I recently blogged about AB 1396 which requires written commission agreements in California by January 1, 2013 (link). Since then, AB 2675 was enacted to refine what is not considered a commission under that requirement.

AB 2675 clarifies that the following types of payments are not considered commissions for purposes of this requirement:

  • Short-term productivity bonuses such as are paid to retail clerks.
  • Temporary, variable incentive payments that increase, but do not decrease, payment under the written contract.
  • Bonus and profit-sharing plans, unless there has been an offer by the employer to pay a fixed percentage of sales or profits as compensation for work to be performed.

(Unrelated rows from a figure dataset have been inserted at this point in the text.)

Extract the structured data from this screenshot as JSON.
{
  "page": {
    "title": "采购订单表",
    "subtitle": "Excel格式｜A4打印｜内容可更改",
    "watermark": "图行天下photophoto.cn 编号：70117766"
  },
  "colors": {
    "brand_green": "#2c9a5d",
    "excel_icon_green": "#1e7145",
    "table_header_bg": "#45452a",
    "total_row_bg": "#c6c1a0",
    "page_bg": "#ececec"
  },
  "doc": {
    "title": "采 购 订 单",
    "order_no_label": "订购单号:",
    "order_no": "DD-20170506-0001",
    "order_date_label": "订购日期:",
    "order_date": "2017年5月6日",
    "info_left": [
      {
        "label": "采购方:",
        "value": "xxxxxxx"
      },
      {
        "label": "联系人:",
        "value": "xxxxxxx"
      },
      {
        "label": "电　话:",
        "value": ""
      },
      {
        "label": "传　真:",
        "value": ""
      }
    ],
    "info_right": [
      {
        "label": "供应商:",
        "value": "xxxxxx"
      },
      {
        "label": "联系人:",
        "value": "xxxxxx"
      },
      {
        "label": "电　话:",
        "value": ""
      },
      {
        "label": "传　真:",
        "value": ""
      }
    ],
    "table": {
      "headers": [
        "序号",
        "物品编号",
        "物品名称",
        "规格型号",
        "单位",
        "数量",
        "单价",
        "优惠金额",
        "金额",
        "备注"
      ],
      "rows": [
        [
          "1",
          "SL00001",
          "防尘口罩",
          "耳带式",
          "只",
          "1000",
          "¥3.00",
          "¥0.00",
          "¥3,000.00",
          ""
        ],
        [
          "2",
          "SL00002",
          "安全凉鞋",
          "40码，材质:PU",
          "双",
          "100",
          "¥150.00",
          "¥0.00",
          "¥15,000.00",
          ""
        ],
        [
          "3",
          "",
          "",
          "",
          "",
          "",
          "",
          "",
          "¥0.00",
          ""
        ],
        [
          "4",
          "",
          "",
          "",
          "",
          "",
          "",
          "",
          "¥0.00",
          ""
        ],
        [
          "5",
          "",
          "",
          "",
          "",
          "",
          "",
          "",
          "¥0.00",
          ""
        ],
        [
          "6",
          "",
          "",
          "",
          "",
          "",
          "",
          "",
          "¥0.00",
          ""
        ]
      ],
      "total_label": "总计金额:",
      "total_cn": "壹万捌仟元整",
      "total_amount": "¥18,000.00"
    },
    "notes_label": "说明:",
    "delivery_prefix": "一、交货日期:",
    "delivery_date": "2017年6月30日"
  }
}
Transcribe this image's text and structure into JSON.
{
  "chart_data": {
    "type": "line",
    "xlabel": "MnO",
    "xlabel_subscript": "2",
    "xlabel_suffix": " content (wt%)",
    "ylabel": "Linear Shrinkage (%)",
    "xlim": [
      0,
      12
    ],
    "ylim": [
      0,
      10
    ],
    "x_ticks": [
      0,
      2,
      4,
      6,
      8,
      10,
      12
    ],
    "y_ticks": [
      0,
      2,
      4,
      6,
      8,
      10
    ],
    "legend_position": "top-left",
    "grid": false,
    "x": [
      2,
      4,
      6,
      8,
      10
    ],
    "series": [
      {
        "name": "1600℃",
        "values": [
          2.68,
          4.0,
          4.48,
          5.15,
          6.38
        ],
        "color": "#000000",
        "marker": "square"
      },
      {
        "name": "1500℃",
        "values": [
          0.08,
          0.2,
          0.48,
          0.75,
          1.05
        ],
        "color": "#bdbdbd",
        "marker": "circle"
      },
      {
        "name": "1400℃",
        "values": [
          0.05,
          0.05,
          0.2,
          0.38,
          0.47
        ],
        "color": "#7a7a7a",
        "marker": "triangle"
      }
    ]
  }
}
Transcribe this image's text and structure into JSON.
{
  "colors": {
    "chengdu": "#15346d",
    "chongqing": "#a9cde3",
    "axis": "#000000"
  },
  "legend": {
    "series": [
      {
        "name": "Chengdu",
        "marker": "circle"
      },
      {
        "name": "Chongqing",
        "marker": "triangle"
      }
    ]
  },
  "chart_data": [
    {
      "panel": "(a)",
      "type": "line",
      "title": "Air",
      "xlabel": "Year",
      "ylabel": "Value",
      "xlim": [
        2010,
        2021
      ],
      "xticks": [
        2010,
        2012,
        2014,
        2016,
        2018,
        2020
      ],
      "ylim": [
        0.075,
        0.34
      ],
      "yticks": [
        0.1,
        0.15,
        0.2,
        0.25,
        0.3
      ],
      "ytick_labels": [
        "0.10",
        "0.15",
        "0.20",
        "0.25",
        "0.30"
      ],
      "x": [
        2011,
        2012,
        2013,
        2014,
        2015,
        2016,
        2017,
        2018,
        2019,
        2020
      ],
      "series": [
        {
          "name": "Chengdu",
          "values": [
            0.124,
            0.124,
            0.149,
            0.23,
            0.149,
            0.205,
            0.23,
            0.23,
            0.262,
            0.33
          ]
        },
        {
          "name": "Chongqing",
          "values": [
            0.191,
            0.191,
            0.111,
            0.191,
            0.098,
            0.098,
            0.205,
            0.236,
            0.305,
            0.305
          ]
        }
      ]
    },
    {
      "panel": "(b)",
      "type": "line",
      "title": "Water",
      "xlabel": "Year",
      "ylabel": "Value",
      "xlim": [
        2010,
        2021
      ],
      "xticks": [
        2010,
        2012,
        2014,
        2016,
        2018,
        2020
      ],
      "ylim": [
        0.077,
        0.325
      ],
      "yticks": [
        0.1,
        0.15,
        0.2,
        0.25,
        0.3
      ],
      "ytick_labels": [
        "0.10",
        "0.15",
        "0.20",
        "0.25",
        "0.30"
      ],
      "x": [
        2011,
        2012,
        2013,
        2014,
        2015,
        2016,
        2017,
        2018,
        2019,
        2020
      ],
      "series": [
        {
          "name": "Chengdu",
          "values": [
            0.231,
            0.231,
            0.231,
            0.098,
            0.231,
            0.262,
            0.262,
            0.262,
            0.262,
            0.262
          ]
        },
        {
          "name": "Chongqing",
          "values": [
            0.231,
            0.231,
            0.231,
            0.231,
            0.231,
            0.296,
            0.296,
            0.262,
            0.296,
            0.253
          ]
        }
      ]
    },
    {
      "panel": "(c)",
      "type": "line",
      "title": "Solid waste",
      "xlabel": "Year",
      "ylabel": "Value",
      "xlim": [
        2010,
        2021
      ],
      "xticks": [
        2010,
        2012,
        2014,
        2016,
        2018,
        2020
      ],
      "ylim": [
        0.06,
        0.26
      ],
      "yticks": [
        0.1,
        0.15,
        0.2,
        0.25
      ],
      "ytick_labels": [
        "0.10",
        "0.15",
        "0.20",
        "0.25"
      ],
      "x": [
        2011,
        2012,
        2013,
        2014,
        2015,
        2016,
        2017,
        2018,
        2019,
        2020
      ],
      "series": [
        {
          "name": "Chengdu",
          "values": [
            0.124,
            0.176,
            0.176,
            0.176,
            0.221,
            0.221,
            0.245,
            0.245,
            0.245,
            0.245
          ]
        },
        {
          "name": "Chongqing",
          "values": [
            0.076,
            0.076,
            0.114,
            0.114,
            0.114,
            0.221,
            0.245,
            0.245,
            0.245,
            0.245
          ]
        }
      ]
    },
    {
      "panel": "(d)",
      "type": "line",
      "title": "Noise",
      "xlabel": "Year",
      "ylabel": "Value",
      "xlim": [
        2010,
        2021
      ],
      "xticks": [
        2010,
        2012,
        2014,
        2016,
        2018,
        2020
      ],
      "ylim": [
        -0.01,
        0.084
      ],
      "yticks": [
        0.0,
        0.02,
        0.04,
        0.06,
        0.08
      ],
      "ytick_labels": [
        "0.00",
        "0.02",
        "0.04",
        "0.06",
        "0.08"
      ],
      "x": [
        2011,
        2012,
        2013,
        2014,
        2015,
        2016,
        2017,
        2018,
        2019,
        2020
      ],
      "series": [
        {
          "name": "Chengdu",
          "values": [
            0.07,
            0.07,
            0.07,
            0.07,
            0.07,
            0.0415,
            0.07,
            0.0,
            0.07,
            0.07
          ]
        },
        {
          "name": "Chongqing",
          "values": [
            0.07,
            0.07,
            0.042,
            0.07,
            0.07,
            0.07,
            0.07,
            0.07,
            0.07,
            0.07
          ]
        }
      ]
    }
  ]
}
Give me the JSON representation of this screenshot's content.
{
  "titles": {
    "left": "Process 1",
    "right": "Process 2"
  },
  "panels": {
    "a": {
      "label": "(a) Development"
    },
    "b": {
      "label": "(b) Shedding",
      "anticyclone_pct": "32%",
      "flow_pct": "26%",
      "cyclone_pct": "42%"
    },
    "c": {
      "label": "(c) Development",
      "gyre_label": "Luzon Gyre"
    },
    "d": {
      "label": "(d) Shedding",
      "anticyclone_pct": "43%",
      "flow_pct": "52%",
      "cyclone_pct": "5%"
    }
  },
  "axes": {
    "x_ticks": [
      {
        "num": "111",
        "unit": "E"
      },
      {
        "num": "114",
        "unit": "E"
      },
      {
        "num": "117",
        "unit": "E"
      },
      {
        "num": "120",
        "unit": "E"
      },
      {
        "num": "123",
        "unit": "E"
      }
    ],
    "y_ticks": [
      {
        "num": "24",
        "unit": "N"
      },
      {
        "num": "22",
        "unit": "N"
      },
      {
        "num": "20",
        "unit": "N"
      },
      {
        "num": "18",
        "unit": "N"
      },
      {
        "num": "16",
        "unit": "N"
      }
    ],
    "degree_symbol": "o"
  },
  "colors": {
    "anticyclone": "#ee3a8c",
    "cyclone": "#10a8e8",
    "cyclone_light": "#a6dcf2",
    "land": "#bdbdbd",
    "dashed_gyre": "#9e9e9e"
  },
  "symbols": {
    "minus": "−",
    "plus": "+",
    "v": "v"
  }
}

The legislative history indicates that AB 2675 was designed to address an issue raised by the California New Car Dealers Association. Employees at car dealerships, whether in sales or service, apparently get a lot of commissions and generally will have written commission agreements. But every so often there will be a new temporary incentive offered in addition to the commission already agreed upon; for example, an extra $500 to the first person to sell that yellow car that has been on the lot for three months. All this new bill says is that the additional temporary commission, that extra $500, need not be in a written agreement. The case made by the Association was that to do so for every additional incentive offered would be too burdensome.

Overall, AB 2675 will not change much for most employers. Employees paid commissions still need to have a signed written commission agreement on file by the end of this year. And if you are in doubt about whether a payment is or is not a commission, you have two options: (1) call your attorney and have her analyze the issue for you; or (2) since this is a new statute, and the definition of commission is far from crystal clear, prepare a written commission agreement and get it on file. Sometimes it is better to be safe than sorry.